|Matthew Henry's Concise Commentary|
9:1-6 The men of Shechem chose Abimelech king. God was not consulted whether they should have any king, much less who it should be. If parents could see what their children would do, and what they are to suffer, their joy in them often would be turned into sorrow: we may be thankful that we cannot know what shall happen. Above all, we should fear and watch against sin; for our evil conduct may produce fatal effects upon our families, after we are in our graves.

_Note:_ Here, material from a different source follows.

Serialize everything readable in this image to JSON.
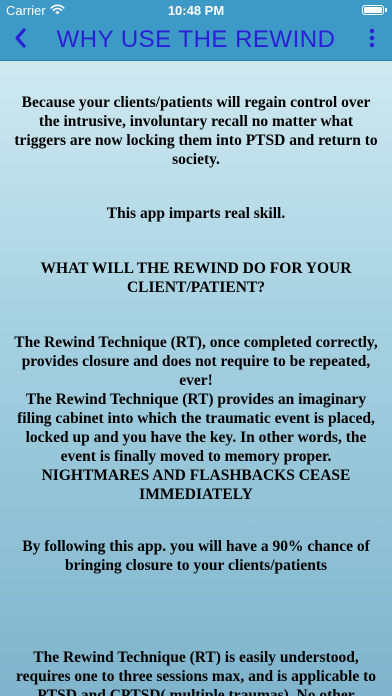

Verse 4. - Threescore and ten of silver, i.e. shekels, which is always understood. Equal in value to about seven pounds; quite enough with which to hire a band of "vain and light persons," who would afterwards maintain themselves by plunder. Out of the house of Baal-berith. The custom of collecting treasures at the temple, both that of the true God and of idols, whether they were offerings and gifts for the service of the temple, or treasures deposited there for safety, was very general (see Joshua 6:19; 1 Kings 15:18; 1 Chronicles 29:8; Daniel 1:2, etc.). The treasures belonging to the temple of Apollo at Delphi were very great, and excited the cupidity of Xerxes, who sent an army to plunder the temple, but was foiled in the attempt. The Phocians are related to have seized 10,000 talents from the treasury of Delphi, nearly two and a half millions sterling. The temple of Diana at Ephesus had considerable treasures in money, as well as other valuable articles. Many other notices of the riches of temple treasures occur in classical writers. Vain and light persons. Of. Judges 11:3; 1 Samuel 22:2; 2 Samuel 15:1; 2 Chronicles 13:7. Vain, literally, empty; light, literally, boiling over. Applied to the false prophets (Zephaniah 3:4). In German, sprudel-kopf is a hot-headed, hasty man.
Gill's Exposition of the Entire Bible
And they gave him seventy pieces of silver out of the house of Baalbirith,.... The temple of their idol; of this name See Gill on Judges 8:33, out of the money which had been dedicated to his service by freewill offering, or out of a bank which they deposited there for greater safety, and perhaps out of a superstitious notion of its being more prosperous and successful: of what value these pieces were is not certain; by pieces of silver, commonly shekels are meant; but these are thought to be of too little value to be given to a man to raise an army with, or carry on a scheme to advance himself to the throne; and talents are judged to be too large a sum for such a city to contribute out of a temple of theirs, and that but lately built, as it must be since the death of Gideon; they are therefore thought to be pounds, as the Vulgate Latin version renders it; however, in the number of them there seems to be some reference to the number of Gideon's sons, who were to be destroyed by bribing men with this sum, which was the scheme concerted between Abimelech and the men of Shechem:
wherewith Abimelech hired vain and light persons, which followed him; perhaps seventy of them, giving to each a piece or pound of silver; these were a base scoundrel sort of people, that lived in an idle scandalous manner, a sort of freebooters, that lived upon what they could lay hold on in a way of force and rapine; men of light heads and empty brains, and whose pockets were as light and empty as their heads, and fit to engage in any enterprise, though ever so barbarous, for the sake of a little money.
Jamieson-Fausset-Brown Bible Commentary
4. the house of Baal-berith—either the temple, or the place where this idol was worshipped; Baal-berith, "god of the covenant," by invocation of whom the league of cities was formed.
Abimelech hired vain and light persons, which followed him—idle, worthless vagabonds, the scum of society, who had nothing to lose, but much to gain from the success of a revolutionary movement.